Estudos do Reino Unido e da Austrália, que analisam grandes bancos de imagens cerebrais, compararam milhares de cérebros de pais e não pais. A conclusão é que os cérebros dos pais parecem mais jovens do que os de quem não tem filhos.
Embora ainda haja muito a entender sobre isso, os resultados sugerem que a paternidade oferece um estímulo social e mental intenso, com desafios constantes e em evolução.
É interessante trazer luz para isso: o fato de que o cérebro de alguém que cuida de um bebê muda para focar nos cuidados necessários que um recém-nascido precisa, mas de uma forma adaptativa. Muitas mulheres, porém, são demitidas após a licença maternidade, sob a ideia de que não trabalharão tão bem quanto antes. Mas os dados mostram que isso está errado, certo?
Exato. Assim como dizemos a aposentados para fazerem palavras cruzadas ou se envolverem na comunidade para manter o cérebro ativo, a paternidade é um engajamento constante, que nos desafia o tempo todo e ajuda a manter nosso cérebro afiado.
Vai contra a ideia de que nos tornamos menos competentes depois de termos filhos, quando as demandas de nossas famílias são tão altas.
Tem uma mensagem muito importante no livro como um todo: esse não é um processo degenerativo. Na verdade, é um processo profundamente adaptativo. Alguns estudos falam sobre habilidades cognitivas aumentadas, e coisas que sabemos que estão moldando como nos comportamos e percebemos nossas vidas e nossos filhos nesses primeiros anos. E isso pode ter ramificações a longo prazo que ainda nem foram totalmente exploradas.
E acho que isso é muito profundo e lindo, e me faz querer saber mais. Falo bastante sobre minha frustração por não haver mais pesquisas, mas há muito o que ser descoberto na ciência que ainda está por vir.
Como escrever este livro mudou você como mãe?

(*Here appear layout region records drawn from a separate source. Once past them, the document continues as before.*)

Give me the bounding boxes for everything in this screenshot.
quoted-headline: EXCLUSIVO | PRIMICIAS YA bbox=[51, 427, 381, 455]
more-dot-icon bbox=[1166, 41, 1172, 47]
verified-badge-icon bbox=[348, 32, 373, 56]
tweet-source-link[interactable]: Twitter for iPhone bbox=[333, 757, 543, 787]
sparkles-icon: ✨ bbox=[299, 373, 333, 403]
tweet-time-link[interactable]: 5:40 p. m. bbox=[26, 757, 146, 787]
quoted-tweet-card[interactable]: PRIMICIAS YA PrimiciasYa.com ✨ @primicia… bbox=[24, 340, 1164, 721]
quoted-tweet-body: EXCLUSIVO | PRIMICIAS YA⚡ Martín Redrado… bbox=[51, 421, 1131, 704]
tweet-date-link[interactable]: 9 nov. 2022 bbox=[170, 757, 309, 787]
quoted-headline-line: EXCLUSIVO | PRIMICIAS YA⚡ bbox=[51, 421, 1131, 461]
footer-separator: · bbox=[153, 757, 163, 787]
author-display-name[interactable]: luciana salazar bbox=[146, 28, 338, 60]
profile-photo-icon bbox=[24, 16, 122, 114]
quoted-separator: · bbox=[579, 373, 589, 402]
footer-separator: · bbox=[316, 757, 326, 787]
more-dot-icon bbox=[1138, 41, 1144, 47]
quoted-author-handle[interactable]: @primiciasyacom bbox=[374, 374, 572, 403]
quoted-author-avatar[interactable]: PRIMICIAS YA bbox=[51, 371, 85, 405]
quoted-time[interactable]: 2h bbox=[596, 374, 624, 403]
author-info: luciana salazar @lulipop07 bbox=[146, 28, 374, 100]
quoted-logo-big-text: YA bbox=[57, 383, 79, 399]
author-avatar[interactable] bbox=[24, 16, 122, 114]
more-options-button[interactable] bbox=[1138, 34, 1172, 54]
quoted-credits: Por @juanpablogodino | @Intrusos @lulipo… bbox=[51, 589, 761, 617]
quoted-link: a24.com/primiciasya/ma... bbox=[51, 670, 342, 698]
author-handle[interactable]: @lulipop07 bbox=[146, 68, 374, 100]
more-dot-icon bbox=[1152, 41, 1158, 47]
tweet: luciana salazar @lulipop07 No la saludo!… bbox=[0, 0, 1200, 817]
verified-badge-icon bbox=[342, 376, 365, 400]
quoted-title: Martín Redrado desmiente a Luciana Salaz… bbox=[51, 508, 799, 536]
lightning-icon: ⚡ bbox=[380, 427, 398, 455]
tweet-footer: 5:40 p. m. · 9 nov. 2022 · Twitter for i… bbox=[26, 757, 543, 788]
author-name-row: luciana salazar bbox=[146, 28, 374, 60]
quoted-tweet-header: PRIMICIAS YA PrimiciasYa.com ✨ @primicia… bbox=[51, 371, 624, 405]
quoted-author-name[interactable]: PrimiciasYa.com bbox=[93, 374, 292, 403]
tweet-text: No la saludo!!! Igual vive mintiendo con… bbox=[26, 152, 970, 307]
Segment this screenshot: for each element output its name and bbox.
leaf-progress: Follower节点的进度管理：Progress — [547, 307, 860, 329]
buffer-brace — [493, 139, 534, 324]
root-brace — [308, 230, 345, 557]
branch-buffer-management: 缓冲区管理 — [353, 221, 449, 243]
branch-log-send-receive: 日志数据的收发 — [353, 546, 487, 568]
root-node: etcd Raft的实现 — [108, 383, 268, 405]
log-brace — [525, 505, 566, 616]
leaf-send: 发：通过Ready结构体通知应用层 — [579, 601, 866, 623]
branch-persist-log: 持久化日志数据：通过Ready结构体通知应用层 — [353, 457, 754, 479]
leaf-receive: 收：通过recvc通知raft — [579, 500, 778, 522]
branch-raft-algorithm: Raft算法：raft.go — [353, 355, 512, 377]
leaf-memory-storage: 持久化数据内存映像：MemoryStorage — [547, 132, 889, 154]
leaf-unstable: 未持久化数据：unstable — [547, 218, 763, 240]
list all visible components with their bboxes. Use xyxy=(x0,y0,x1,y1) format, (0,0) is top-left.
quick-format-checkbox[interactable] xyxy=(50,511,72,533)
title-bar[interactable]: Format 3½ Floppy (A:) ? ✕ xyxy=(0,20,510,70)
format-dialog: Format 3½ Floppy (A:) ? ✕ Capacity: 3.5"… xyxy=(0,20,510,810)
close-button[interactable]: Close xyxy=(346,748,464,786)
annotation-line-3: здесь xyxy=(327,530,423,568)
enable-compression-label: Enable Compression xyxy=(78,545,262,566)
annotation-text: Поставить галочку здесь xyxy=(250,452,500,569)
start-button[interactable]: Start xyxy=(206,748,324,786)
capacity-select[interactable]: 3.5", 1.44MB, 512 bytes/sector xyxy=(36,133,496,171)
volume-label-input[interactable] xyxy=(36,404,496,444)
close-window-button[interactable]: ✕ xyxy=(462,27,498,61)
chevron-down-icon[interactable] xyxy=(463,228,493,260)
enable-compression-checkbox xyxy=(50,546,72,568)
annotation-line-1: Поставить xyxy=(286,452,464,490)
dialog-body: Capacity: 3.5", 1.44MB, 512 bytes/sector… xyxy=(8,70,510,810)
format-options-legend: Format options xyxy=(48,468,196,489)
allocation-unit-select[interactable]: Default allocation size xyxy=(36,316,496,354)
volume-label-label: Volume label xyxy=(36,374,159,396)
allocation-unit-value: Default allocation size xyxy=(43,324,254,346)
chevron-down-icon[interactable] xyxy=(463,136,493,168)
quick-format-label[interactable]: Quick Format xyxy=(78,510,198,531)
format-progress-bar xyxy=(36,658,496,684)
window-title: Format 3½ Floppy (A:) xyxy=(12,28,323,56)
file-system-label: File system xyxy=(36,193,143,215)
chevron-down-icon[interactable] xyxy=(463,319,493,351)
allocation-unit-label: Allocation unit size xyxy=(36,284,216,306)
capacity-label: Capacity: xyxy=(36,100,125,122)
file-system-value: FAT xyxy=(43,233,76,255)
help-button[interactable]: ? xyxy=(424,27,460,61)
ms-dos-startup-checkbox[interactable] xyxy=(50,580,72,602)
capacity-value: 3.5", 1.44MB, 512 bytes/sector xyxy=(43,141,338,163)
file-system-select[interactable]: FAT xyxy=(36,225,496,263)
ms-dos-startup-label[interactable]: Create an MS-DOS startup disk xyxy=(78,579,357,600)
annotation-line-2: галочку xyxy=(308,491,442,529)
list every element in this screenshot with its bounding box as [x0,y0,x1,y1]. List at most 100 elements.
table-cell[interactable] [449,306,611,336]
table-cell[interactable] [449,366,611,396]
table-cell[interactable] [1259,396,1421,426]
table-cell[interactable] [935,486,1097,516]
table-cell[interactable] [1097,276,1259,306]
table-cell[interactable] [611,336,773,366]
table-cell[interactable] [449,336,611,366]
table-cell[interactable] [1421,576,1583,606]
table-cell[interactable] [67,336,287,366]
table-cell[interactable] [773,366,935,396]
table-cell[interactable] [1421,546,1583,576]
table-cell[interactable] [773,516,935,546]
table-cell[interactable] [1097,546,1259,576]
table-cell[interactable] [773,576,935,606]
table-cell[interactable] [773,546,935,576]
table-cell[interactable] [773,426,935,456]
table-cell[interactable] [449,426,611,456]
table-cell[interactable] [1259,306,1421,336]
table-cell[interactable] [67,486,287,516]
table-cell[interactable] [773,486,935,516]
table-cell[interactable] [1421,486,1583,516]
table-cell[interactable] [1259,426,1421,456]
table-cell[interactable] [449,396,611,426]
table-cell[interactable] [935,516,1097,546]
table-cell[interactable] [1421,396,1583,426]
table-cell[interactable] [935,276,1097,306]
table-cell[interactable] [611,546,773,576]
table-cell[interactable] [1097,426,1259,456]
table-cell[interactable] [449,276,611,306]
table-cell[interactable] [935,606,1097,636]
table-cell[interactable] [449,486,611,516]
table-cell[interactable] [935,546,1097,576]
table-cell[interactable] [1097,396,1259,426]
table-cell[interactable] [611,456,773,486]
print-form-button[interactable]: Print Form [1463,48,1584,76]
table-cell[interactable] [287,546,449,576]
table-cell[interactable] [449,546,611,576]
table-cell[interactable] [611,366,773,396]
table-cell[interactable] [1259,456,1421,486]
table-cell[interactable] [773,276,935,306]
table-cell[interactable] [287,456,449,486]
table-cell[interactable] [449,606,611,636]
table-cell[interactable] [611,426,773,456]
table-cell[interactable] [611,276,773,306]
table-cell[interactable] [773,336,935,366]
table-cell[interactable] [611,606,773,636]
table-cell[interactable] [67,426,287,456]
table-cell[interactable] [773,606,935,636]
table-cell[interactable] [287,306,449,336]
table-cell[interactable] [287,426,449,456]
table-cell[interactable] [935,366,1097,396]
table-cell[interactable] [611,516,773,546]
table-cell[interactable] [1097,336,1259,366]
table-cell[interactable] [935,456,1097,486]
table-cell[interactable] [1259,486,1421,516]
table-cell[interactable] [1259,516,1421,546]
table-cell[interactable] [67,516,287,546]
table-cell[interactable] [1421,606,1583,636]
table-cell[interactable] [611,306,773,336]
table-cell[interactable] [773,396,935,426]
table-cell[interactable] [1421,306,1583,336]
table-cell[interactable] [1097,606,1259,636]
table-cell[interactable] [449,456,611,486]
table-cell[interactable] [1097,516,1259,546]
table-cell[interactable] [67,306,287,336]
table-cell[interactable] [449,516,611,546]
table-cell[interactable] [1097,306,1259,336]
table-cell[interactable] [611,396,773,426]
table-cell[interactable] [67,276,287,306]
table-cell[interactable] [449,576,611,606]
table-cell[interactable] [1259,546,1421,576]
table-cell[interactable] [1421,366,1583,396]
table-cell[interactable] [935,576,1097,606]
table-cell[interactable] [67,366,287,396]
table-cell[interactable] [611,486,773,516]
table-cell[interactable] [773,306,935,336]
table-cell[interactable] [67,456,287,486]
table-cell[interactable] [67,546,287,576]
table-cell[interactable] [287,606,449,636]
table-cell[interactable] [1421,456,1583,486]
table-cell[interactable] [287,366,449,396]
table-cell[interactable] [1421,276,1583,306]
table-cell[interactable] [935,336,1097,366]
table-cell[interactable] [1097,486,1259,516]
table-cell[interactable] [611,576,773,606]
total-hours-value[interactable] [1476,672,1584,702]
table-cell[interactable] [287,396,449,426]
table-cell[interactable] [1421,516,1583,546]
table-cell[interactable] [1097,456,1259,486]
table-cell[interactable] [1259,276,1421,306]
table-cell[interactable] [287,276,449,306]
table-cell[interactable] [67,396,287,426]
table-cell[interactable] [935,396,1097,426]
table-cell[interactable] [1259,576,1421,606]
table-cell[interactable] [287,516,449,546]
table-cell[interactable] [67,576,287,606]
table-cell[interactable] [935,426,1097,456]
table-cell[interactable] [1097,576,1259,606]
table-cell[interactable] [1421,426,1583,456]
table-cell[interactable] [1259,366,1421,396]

A grande mudança foi que me permitiu deixar parte da culpa de lado e entender que as dificuldades que enfrentei como mãe faziam parte do processo para ser a mãe que meus filhos precisavam. Me trouxe compaixão por mim mesma, sem a narrativa de que estraguei tudo.
Sei que cometo e cometerei erros, mas tudo bem, contanto que eu aprenda e faça melhor na próxima vez.
Criamos expectativas irreais sobre parentalidade, como se qualquer erro comprometesse o vínculo com nossos filhos. Mas o importante é aceitar, refletir e seguir tentando melhorar, ouvindo o que eles precisam. É um processo de aprendizado.
Minha ideia é ter toda a teoria, ouvir os especialistas, mas depois voltar meu foco para os meus filhos. Apesar de não serem mais bebês, eles estão sempre mudando, e como são muito diferentes entre si, procuro sempre observá-los. Leio bastante, absorvo o que faz sentido, mas, no fim, é essencial entender o que meus filhos precisam.
Sei que meu cérebro foi ajustado para me ajudar a cuidar deles da melhor forma possível, mesmo que eu nem sempre acerte.